Re: [PATCH] riscv: Optimize switch_mm by passing "cpu" to flush_icache_deferred()

From: Palmer Dabbelt
Date: Wed May 26 2021 - 01:30:19 EST


On Tue, 11 May 2021 10:42:31 PDT (-0700), jszhang3@xxxxxxxxxxxxxxxx wrote:
From: Jisheng Zhang <jszhang@xxxxxxxxxx>

Directly passing the cpu to flush_icache_deferred() rather than calling
smp_processor_id() again.

Here are some performance numbers:

With a run of hackbench 30 times on a single core riscv64 Qemu instance
with 1GB memory:

without this patch: mean 36.934
with this patch: mean 36.104 (improved by 2.24%)

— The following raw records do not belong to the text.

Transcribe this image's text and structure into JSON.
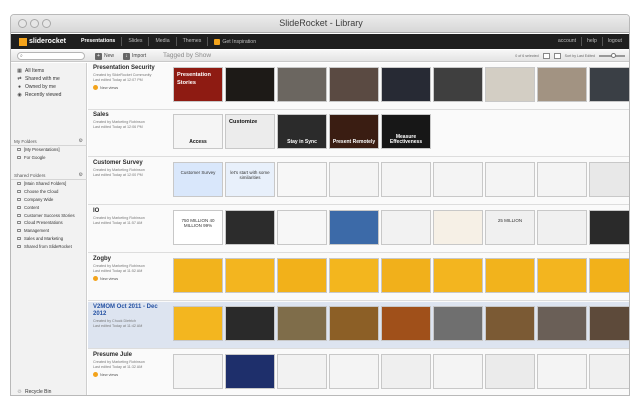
{
  "window": {
    "title": "SlideRocket - Library"
  },
  "app": {
    "logo": "sliderocket",
    "nav": [
      "Presentations",
      "Slides",
      "Media",
      "Themes"
    ],
    "inspiration": "Get Inspiration",
    "right_nav": [
      "account",
      "help",
      "logout"
    ]
  },
  "toolbar": {
    "new_label": "New",
    "import_label": "Import",
    "tagged": "Tagged by Show",
    "selection": "0 of 6 selected",
    "sort": "Sort by Last Edited"
  },
  "sidebar": {
    "items": [
      "All Items",
      "Shared with me",
      "Owned by me",
      "Recently viewed"
    ],
    "my_folders_title": "My Folders",
    "my_folders": [
      "[My Presentations]",
      "For Google"
    ],
    "shared_folders_title": "Shared Folders",
    "shared_folders": [
      "[Main Shared Folders]",
      "Choose the Cloud",
      "Company Wide",
      "Content",
      "Customer Success Stories",
      "Cloud Presentations",
      "Management",
      "Sales and Marketing",
      "Shared from SlideRocket"
    ],
    "recycle": "Recycle Bin"
  },
  "rows": [
    {
      "name": "Presentation Security",
      "created": "Created by SlideRocket Community",
      "edited": "Last edited Today at 12:07 PM",
      "badge": "New views",
      "thumbs": [
        {
          "bg": "#8e1b12",
          "big": "Presentation Stories"
        },
        {
          "bg": "#1d1a17"
        },
        {
          "bg": "#6b6660"
        },
        {
          "bg": "#5a4a42"
        },
        {
          "bg": "#272a34"
        },
        {
          "bg": "#3f3f3f"
        },
        {
          "bg": "#d3cec4"
        },
        {
          "bg": "#a29382"
        },
        {
          "bg": "#3a3f45"
        }
      ]
    },
    {
      "name": "Sales",
      "created": "Created by Marketing Robinson",
      "edited": "Last edited Today at 12:06 PM",
      "badge": "",
      "thumbs": [
        {
          "bg": "#f5f5f5",
          "label": "Access",
          "dark": true
        },
        {
          "bg": "#ececec",
          "big": "Customize",
          "dark": true
        },
        {
          "bg": "#2b2b2b",
          "label": "Stay in Sync"
        },
        {
          "bg": "#3a1d12",
          "label": "Present Remotely"
        },
        {
          "bg": "#171717",
          "label": "Measure Effectiveness"
        }
      ]
    },
    {
      "name": "Customer Survey",
      "created": "Created by Marketing Robinson",
      "edited": "Last edited Today at 12:00 PM",
      "badge": "",
      "thumbs": [
        {
          "bg": "#d9e7fb",
          "text": "Customer Survey"
        },
        {
          "bg": "#e8f0fb",
          "text": "let's start with some similarities"
        },
        {
          "bg": "#f7f7f7"
        },
        {
          "bg": "#f4f4f4"
        },
        {
          "bg": "#f4f4f4"
        },
        {
          "bg": "#f4f4f4"
        },
        {
          "bg": "#f4f4f4"
        },
        {
          "bg": "#f4f4f4"
        },
        {
          "bg": "#e8e8e8"
        }
      ]
    },
    {
      "name": "IO",
      "created": "Created by Marketing Robinson",
      "edited": "Last edited Today at 11:57 AM",
      "badge": "",
      "thumbs": [
        {
          "bg": "#ffffff",
          "text": "750 MILLION 40 MILLION 99%"
        },
        {
          "bg": "#2c2c2c"
        },
        {
          "bg": "#f7f7f7"
        },
        {
          "bg": "#3c6aa8"
        },
        {
          "bg": "#f2f2f2"
        },
        {
          "bg": "#f6f0e6"
        },
        {
          "bg": "#f0f0f0",
          "text": "25 MILLION"
        },
        {
          "bg": "#f0f0f0"
        },
        {
          "bg": "#2a2a2a"
        }
      ]
    },
    {
      "name": "Zogby",
      "created": "Created by Marketing Robinson",
      "edited": "Last edited Today at 11:52 AM",
      "badge": "New views",
      "thumbs": [
        {
          "bg": "#f2b31c"
        },
        {
          "bg": "#f3b51f"
        },
        {
          "bg": "#f2b11a"
        },
        {
          "bg": "#f3b61e"
        },
        {
          "bg": "#f1b01b"
        },
        {
          "bg": "#f3b51f"
        },
        {
          "bg": "#f2b31c"
        },
        {
          "bg": "#f3b51f"
        },
        {
          "bg": "#f2b11a"
        }
      ]
    },
    {
      "name": "V2MOM Oct 2011 - Dec 2012",
      "created": "Created by Chuck Dietrich",
      "edited": "Last edited Today at 11:42 AM",
      "badge": "",
      "selected": true,
      "thumbs": [
        {
          "bg": "#f3b61f"
        },
        {
          "bg": "#2a2a2a"
        },
        {
          "bg": "#7f6d4a"
        },
        {
          "bg": "#8c5f26"
        },
        {
          "bg": "#a0501a"
        },
        {
          "bg": "#6f6f6f"
        },
        {
          "bg": "#7b5a34"
        },
        {
          "bg": "#6a5f57"
        },
        {
          "bg": "#5d4a3a"
        }
      ]
    },
    {
      "name": "Presume Jule",
      "created": "Created by Marketing Robinson",
      "edited": "Last edited Today at 11:32 AM",
      "badge": "New views",
      "thumbs": [
        {
          "bg": "#f4f4f4"
        },
        {
          "bg": "#1e2f6b"
        },
        {
          "bg": "#f2f2f2"
        },
        {
          "bg": "#f4f4f4"
        },
        {
          "bg": "#efefef"
        },
        {
          "bg": "#f4f4f4"
        },
        {
          "bg": "#ebebeb"
        },
        {
          "bg": "#f4f4f4"
        },
        {
          "bg": "#f0f0f0"
        }
      ]
    }
  ]
}
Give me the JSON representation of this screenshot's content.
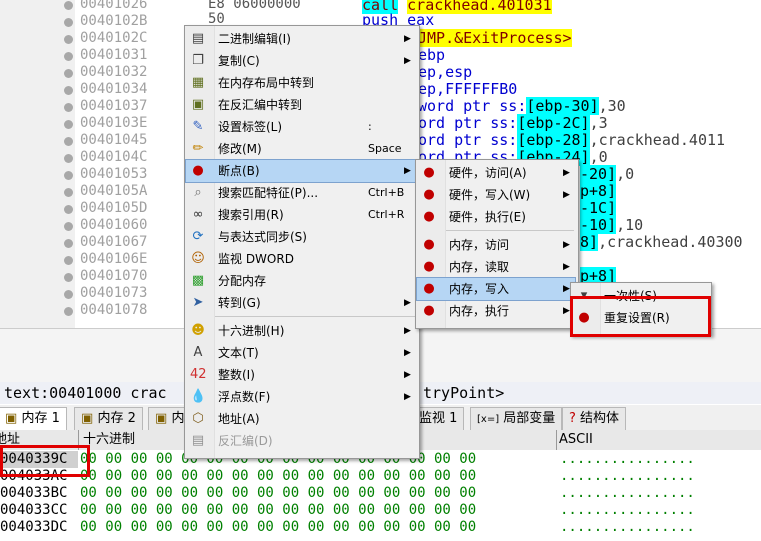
{
  "disasm": {
    "addresses": [
      "00401026",
      "0040102B",
      "0040102C",
      "00401031",
      "00401032",
      "00401034",
      "00401037",
      "0040103E",
      "00401045",
      "0040104C",
      "00401053",
      "0040105A",
      "0040105D",
      "00401060",
      "00401067",
      "0040106E",
      "00401070",
      "00401073",
      "00401078"
    ],
    "hex": [
      "E8 06000000",
      "50"
    ],
    "lines": [
      {
        "a": "call",
        "b": "crackhead.401031"
      },
      {
        "a": "push",
        "b": "eax"
      },
      {
        "a": "JMP.&ExitProcess>"
      },
      {
        "a": "ebp"
      },
      {
        "a": "ep,esp"
      },
      {
        "a": "ep,FFFFFFB0"
      },
      {
        "a": "word ptr ss:",
        "b": "[ebp-30]",
        ",": ",30"
      },
      {
        "a": "ord ptr ss:",
        "b": "[ebp-2C]",
        ",": ",3"
      },
      {
        "a": "ord ptr ss:",
        "b": "[ebp-28]",
        ",": ",crackhead.4011"
      },
      {
        "a": "ord ptr ss:",
        "b": "[ebp-24]",
        ",": ",0"
      },
      {
        "a": "",
        "b": "-20]",
        ",": ",0"
      },
      {
        "a": "",
        "b": "p+8]"
      },
      {
        "a": "",
        "b": "-1C]"
      },
      {
        "a": "",
        "b": "-10]",
        ",": ",10"
      },
      {
        "a": "",
        "b": "8]",
        ",": ",crackhead.40300"
      },
      {
        "a": "",
        "b": ""
      },
      {
        "a": "",
        "b": "p+8]"
      }
    ]
  },
  "status": {
    "left": "text:00401000 crac",
    "right": "tryPoint>"
  },
  "tabs": [
    {
      "label": "内存 1"
    },
    {
      "label": "内存 2"
    },
    {
      "label": "内"
    },
    {
      "label": "监视 1"
    },
    {
      "label": "局部变量"
    },
    {
      "label": "结构体"
    }
  ],
  "tab_prefixes": {
    "locals": "[x=]",
    "struct": "?"
  },
  "dump": {
    "headers": {
      "addr": "地址",
      "hex": "十六进制",
      "ascii": "ASCII"
    },
    "rows": [
      {
        "addr": "0040339C",
        "hex": "00 00 00 00 00 00 00 00 00 00 00 00 00 00 00 00",
        "ascii": "................"
      },
      {
        "addr": "004033AC",
        "hex": "00 00 00 00 00 00 00 00 00 00 00 00 00 00 00 00",
        "ascii": "................"
      },
      {
        "addr": "004033BC",
        "hex": "00 00 00 00 00 00 00 00 00 00 00 00 00 00 00 00",
        "ascii": "................"
      },
      {
        "addr": "004033CC",
        "hex": "00 00 00 00 00 00 00 00 00 00 00 00 00 00 00 00",
        "ascii": "................"
      },
      {
        "addr": "004033DC",
        "hex": "00 00 00 00 00 00 00 00 00 00 00 00 00 00 00 00",
        "ascii": "................"
      }
    ]
  },
  "menu1": [
    {
      "label": "二进制编辑(I)",
      "icon": "binary-edit-icon",
      "glyph": "▤",
      "arrow": true
    },
    {
      "label": "复制(C)",
      "icon": "copy-icon",
      "glyph": "❐",
      "arrow": true
    },
    {
      "label": "在内存布局中转到",
      "icon": "memory-map-icon",
      "glyph": "▦"
    },
    {
      "label": "在反汇编中转到",
      "icon": "disassembly-icon",
      "glyph": "▣"
    },
    {
      "label": "设置标签(L)",
      "icon": "tag-icon",
      "glyph": "✎",
      "shortcut": ":"
    },
    {
      "label": "修改(M)",
      "icon": "pencil-icon",
      "glyph": "✏",
      "shortcut": "Space"
    },
    {
      "label": "断点(B)",
      "icon": "breakpoint-icon",
      "glyph": "●",
      "arrow": true
    },
    {
      "label": "搜索匹配特征(P)...",
      "icon": "search-pattern-icon",
      "glyph": "⌕",
      "shortcut": "Ctrl+B"
    },
    {
      "label": "搜索引用(R)",
      "icon": "binoculars-icon",
      "glyph": "∞",
      "shortcut": "Ctrl+R"
    },
    {
      "label": "与表达式同步(S)",
      "icon": "sync-icon",
      "glyph": "⟳"
    },
    {
      "label": "监视 DWORD",
      "icon": "watch-icon",
      "glyph": "☺"
    },
    {
      "label": "分配内存",
      "icon": "allocate-memory-icon",
      "glyph": "▩"
    },
    {
      "label": "转到(G)",
      "icon": "goto-icon",
      "glyph": "➤",
      "arrow": true
    },
    {
      "label": "十六进制(H)",
      "icon": "hex-icon",
      "glyph": "☻",
      "arrow": true
    },
    {
      "label": "文本(T)",
      "icon": "text-icon",
      "glyph": "A",
      "arrow": true
    },
    {
      "label": "整数(I)",
      "icon": "integer-icon",
      "glyph": "42",
      "arrow": true
    },
    {
      "label": "浮点数(F)",
      "icon": "float-icon",
      "glyph": "💧",
      "arrow": true
    },
    {
      "label": "地址(A)",
      "icon": "address-icon",
      "glyph": "⬡"
    },
    {
      "label": "反汇编(D)",
      "icon": "disasm-view-icon",
      "glyph": "▤",
      "disabled": true
    }
  ],
  "menu2": [
    {
      "label": "硬件，访问(A)",
      "icon": "hw-access-icon",
      "glyph": "●",
      "arrow": true
    },
    {
      "label": "硬件，写入(W)",
      "icon": "hw-write-icon",
      "glyph": "●",
      "arrow": true
    },
    {
      "label": "硬件，执行(E)",
      "icon": "hw-exec-icon",
      "glyph": "●"
    },
    {
      "label": "内存，访问",
      "icon": "mem-access-icon",
      "glyph": "●",
      "arrow": true
    },
    {
      "label": "内存，读取",
      "icon": "mem-read-icon",
      "glyph": "●",
      "arrow": true
    },
    {
      "label": "内存，写入",
      "icon": "mem-write-icon",
      "glyph": "●",
      "arrow": true
    },
    {
      "label": "内存，执行",
      "icon": "mem-exec-icon",
      "glyph": "●",
      "arrow": true
    }
  ],
  "menu3": [
    {
      "label": "一次性(S)",
      "icon": "once-icon",
      "glyph": "▾"
    },
    {
      "label": "重复设置(R)",
      "icon": "repeat-icon",
      "glyph": "●"
    }
  ],
  "colors": {
    "highlight_box": "#e00000",
    "menu_selected": "#b6d6f4"
  }
}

I don't really put any stock in QEMU performance numbers for this sort of thing, but for something like this where we're just skipping an expensive call I don't really see a reason to even need performance numbers at all as we can just consider it an obvious optimization.

Signed-off-by: Jisheng Zhang <jszhang@xxxxxxxxxx>
---
arch/riscv/mm/context.c | 5 ++---
1 file changed, 2 insertions(+), 3 deletions(-)

diff --git a/arch/riscv/mm/context.c b/arch/riscv/mm/context.c
index 68aa312fc352..6d445f2888ec 100644
--- a/arch/riscv/mm/context.c
+++ b/arch/riscv/mm/context.c
@@ -281,10 +281,9 @@ static inline void set_mm(struct mm_struct *mm, unsigned int cpu)
* actually performs that local instruction cache flush, which implicitly only
* refers to the current hart.
*/
-static inline void flush_icache_deferred(struct mm_struct *mm)
+static inline void flush_icache_deferred(struct mm_struct *mm, unsigned int cpu)
{
#ifdef CONFIG_SMP
- unsigned int cpu = smp_processor_id();
cpumask_t *mask = &mm->context.icache_stale_mask;

if (cpumask_test_cpu(cpu, mask)) {

This proceeds to perform only a local icache flush, which means it will break if any callers use a different CPU number. That large comment at the top alludes to this behavior, but I went ahead and added a line to make that more explicit.

@@ -320,5 +319,5 @@ void switch_mm(struct mm_struct *prev, struct mm_struct *next,

set_mm(next, cpu);

- flush_icache_deferred(next);
+ flush_icache_deferred(next, cpu);
}

Thanks, this is on for-next.